The success of Community Based Natural Resources Management (CBNRM) as an integrated sustainable rural development and natural resources management strategy is challenged by many factors including: lack of enabling policy and legislative environment for effective CBNRM implementation; inadequate resources (human, financial, technical, time) among local, district and national actors/agents for its effective implementation; insufficient understanding and analysis on the factors for CBNRM success and/or failure and their applicability to different contexts and; reluctance by certain actors particularly governments to develop a CBNRM enabling environment e.g. fully devolve natural resources management rights and powers to local communities.

One way of addressing the multitude of challenges is through improved stakeholder collaboration and coordination in addressing these challenges.

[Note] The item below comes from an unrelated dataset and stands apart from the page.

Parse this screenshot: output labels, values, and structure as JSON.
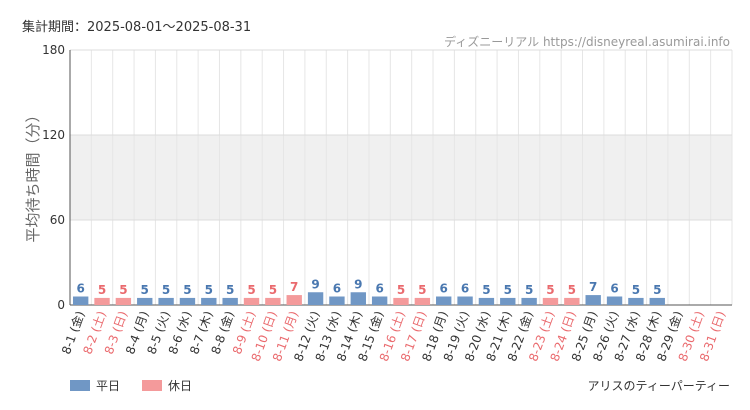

However, the coordination and collaboration between CBNRM stakeholders has been characterized as temporary, reactive, non-strategic, non holistic (some stakeholder are left out) and adhoc at large. The lack of a national platform for deliberations and joint decision making between multiple actors affect progress and effectiveness of CBNRM programs in achieving sustainable natural resources management and rural development in Tanzania. Realizing this lack of a common platform and following consultations with various local, national, regional and international level stakeholders, the Tanzania Natural Resources Forum (TNRF) is facilitating the process of establishing the Tanzania National CBNRM forum.

CBNRM National Forum

Tanzania Natural Resource Forum (TNRF) has begun a process to establish a series of dialogues on Community Based Natural Resource Management (CBNRM) with the aim of providing a platform for multi-stakeholder exchange of information and agreeing on a common course for CBNRM success in Tanzania. The platform will help disseminate information on CBNRM success stories, share experiences and promote a greater understanding of the actions and enabling environment on CBNRM that can lead to improved social, economical and environmental benefits.

Southern Africa CBNRM Forum (SACF)

While facilitating engagement at the national level, TNRF is also joining a regional civil society network on CBNRM issues, called Southern Africa CBRM Forum (SACF) whose secretariat is based in Lusaka-Zambia. The ongoing transformation of conservation paradigm from more projects oriented towards high level governance thinking entails the need for dialogue within Tanzania and collaboration with other regional initiatives in order to address natural resources management.